Die Tatsache, dass Trump selbst unberechenbar ist, verkompliziert die Frage. Das Präsidentenamt war sein erstes politisches Mandat, was sich an seinem äußerst unkonventionellen politischen Stil zeigte. Wie bei seiner erfolgreichen Karriere als Realitystar konzentrierte er sich darauf, die Blicke der Kameras auf sich zu ziehen – oft mit Aussagen, die eher skandalös waren als wahr, und oft durch die Verletzung herkömmlicher Verhaltensregeln.
Außerdem spürte Trump, dass er die Unzufriedenheit vieler Menschen mobilisieren konnte, indem er die ungleichen wirtschaftlichen Folgen des globalen Handels anprangerte sowie indem er Ressentiments gegen Einwanderer und den kulturellen Wandel schürte, insbesondere bei älteren weißen Männern ohne Hochschulbildung. Mit einem steten Strom populistischer, protektionistischer und nationalistischer Aussagen sicherte er sich eine ebenso stete Berichterstattung in den Medien.
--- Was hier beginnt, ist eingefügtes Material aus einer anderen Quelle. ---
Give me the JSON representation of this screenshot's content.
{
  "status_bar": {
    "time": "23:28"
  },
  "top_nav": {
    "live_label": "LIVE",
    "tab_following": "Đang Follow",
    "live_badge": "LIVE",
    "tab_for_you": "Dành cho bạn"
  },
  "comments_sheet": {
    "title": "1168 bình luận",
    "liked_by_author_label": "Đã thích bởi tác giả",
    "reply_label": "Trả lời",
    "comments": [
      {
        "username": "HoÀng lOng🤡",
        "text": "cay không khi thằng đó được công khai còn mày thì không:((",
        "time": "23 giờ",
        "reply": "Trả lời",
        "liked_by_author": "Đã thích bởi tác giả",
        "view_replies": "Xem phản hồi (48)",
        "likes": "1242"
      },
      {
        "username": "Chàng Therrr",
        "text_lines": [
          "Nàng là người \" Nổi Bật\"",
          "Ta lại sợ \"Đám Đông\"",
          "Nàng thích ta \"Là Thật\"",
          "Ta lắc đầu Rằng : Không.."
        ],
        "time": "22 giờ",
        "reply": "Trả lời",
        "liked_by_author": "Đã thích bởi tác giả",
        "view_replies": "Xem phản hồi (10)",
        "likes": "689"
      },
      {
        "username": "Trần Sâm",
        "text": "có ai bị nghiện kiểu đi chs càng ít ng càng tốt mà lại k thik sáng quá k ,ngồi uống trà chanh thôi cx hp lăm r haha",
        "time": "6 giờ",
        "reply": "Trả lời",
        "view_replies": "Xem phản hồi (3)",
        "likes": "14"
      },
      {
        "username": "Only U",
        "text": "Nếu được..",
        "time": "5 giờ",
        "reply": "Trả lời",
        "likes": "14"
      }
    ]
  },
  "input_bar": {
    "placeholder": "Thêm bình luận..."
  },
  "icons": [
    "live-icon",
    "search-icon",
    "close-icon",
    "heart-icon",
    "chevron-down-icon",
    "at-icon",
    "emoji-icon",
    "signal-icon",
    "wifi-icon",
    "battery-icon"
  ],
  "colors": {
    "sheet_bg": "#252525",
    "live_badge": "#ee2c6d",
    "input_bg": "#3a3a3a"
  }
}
2016 hatten viele Beobachterinnen und Beobachter erwartet, dass Trump in die Mitte rücken würde, um seine Anhängerschaft zu erweitern, wie es normale Politiker tun. Stattdessen bediente er weiterhin vor allem seine loyale Basis, die er auf jeden republikanischen Kongressabgeordneten hetzte, der es wagte, ihn zu kritisieren oder ihm zu widersprechen. Diejenigen Republikaner, die sich ihm offen entgegenstellten, verloren meist ihre Vorwahlen gegen den von Trump unterstützten Kandidaten. Dadurch erlangte Trump eine fast vollständige Kontrolle über die Republikanische Partei. Bei den Wahlen von 2020 kostete ihn seine Anbiederung an die extreme Rechte jedoch die Unterstützung gemäßigter Republikaner sowie ungebundener Wählerinnen und Wähler in entscheidenden Swing States.
Seine Unberechenbarkeit gehörte zu Trumps stärksten politischen Instrumenten.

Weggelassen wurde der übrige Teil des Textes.